The first deployed Data Tagger use case
Driscoll Foods sends a customer purchase order via email. The Data Tagger applies the saved tpl_driscoll_po_so_v3 template, which maps 8 PDF regions to NetSuite Sales Order fields. Above 0.85 confidence the system auto-stages a draft SO; Mike approves; NS_PUSH_QUEUE writes the SO with otherrefnum set to the customer's PO#. That PO# threads to Invoice, CashSale, and downstream NS chain — the same value Mike can grep against in chat to retrieve the full record set.
This is the pillar's reference implementation. The other two paths (vendor COA, bid RFP) follow the same template-driven pattern with different destination records.
Trigger conditions
- Customer emails a PO to
orders@ai-globalfoodsolutions.co. - Sender domain matches a known customer (e.g.
driscoll-foods.com-> Driscoll Foods). - An active template exists for
(customer x po_inbound x SalesOrd). - (First-time customer) Operator trains a new template at
/data-tagger.html.
The customer PO# becomes SO.otherrefnum · Invoice.otherrefnum · CashSale.otherrefnum. In chat: %8801772 as a search retrieves the whole order chain (see the percent-search rule).
PO 8801772 from Driscoll
13:42 UTC. purchasing@driscoll-foods.com emails orders@ai-globalfoodsolutions.co with attachment PO_8801772.pdf. Subject: "PO 8801772 - Global Food Solutions".
Pipeline runs: inbound_email_log INSERT (mailbox=orders@); R2 PUT gfs-inbound-attachments/inbound/2026-05-27/PO_8801772.pdf; document_converter.ts renders to markdown + span coords.
customers WHERE email_domain LIKE '%driscoll-foods.com' returns customer_id=478. Classifier returns doc_type=po_inbound. ns_record_type=SalesOrd. Template lookup: tpl_driscoll_po_so_v3 (hit_count=47, success_count=45).
8 strategies run in parallel:
regex_after_labelP.O. # -> otherrefnum = "8801772" (0.97)literal_constantentity = "Driscoll Foods" (1.00)multi_line_spanshipaddress = "450 Industrial Blvd, Trenton NJ ..." (0.88)regex_after_labelDelivery Date -> shipdate = "2026-06-03" (0.95)whole_sectionmemo = delivery instructions (0.83)table_with_headersItem # -> lineFields.item (0.94)table_with_headersQty -> lineFields.quantity (0.96)table_with_headersPrice -> lineFields.rate (0.92)
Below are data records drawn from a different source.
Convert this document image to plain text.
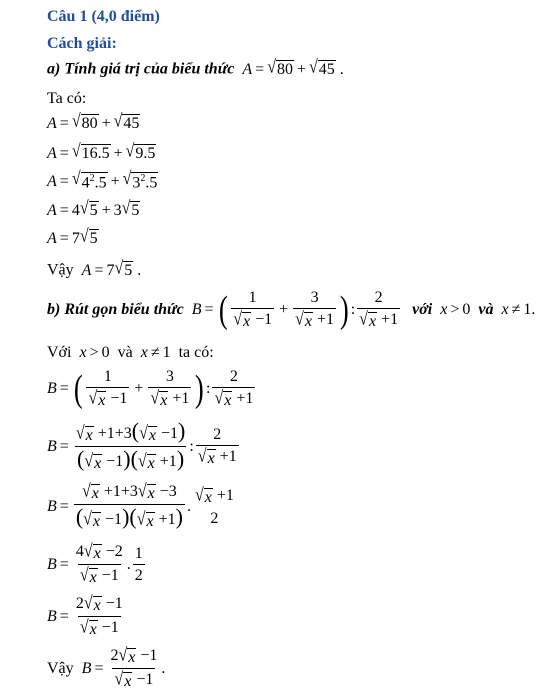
Câu 1 (4,0 điểm)
Cách giải:
a) Tính giá trị của biểu thức A = √ 80 + √ 45 .
Ta có:
A = √ 80 + √ 45
A = √ 16.5 + √ 9.5
A = √ $4^2.5$ + √ $3^2.5$
A = 4 √ 5 + 3 √ 5
A = 7 √ 5
Vậy A = 7 √ 5 .
b) Rút gọn biểu thức B = ( $\frac{1}{√ x -1} + \frac{3}{√ x +1}$ ) : $\frac{2}{√ x +1}$ với x > 0  và x ≠ 1.
Với x > 0  và x ≠ 1  ta có:
B = ( $\frac{1}{√ x -1} + \frac{3}{√ x +1}$ ) : $\frac{2}{√ x +1}$
$B = \frac{√ x +1+3( √ x -1)}{( √ x -1)( √ x +1)}$ : $\frac{2}{√ x +1}$
$B = \frac{√ x +1+3 √ x -3}{( √ x -1)( √ x +1)}$ .
√ x +1
2
$B = \frac{4 √ x -2}{√ x -1}$ . $\frac{1}{2}$
$B = \frac{2 √ x -1}{√ x -1}$
Vậy $B = \frac{2 √ x -1}{√ x -1}$ .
Weighted overall = 0.92. Auto-staged. Mike approves in admin-dashboard. NS_PUSH_QUEUE drains. NS SO created with internal_id 1842738, otherrefnum "8801772". hit_count: 47 -> 48. events.so.created_from_po fires. customer_health for Driscoll recomputes.
20 steps from email to SO
- 01
Driscoll emails PO
purchasing@driscoll-foods.com->orders@ - 02
Log + R2
inbound_email_log+gfs-inbound-attachments - 03
Parse to markdown
document_converter.ts - 04
Resolve customer
sender domain ->
customer_id=478 - 05
Classify doc_type
keyword scan ->
po_inbound - 06
Lookup template
tpl_driscoll_po_so_v3 - 07-14
Apply 8 strategies
otherrefnum / entity / shipaddress / shipdate / memo / item / quantity / rate
- 15
Confidence 0.92
above 0.85 -> auto-draft path
- 16
Stage SO draft (HITL)
proposed_actionskind=data_tagger_extraction - 17
Mike approves
admin-dashboard side-by-side review
- 18
NS_PUSH_QUEUE writes SO
otherrefnum = customer PO#
- 19
Reflexion
hit_count + success_count incremented
- 20
Events fire
events.so.created_from_po,events.data_tagger.extracted_to_ns
What's different after the cycle
What can go wrong
If the PDF has multiple numeric strings near "PO" labels (e.g. internal Driscoll PO ref AND our SO ref), the regex may grab the wrong one. Mike corrects in side-by-side review; correction logs to data_tagger_template_corrections; if frequent, retrain a tighter regex.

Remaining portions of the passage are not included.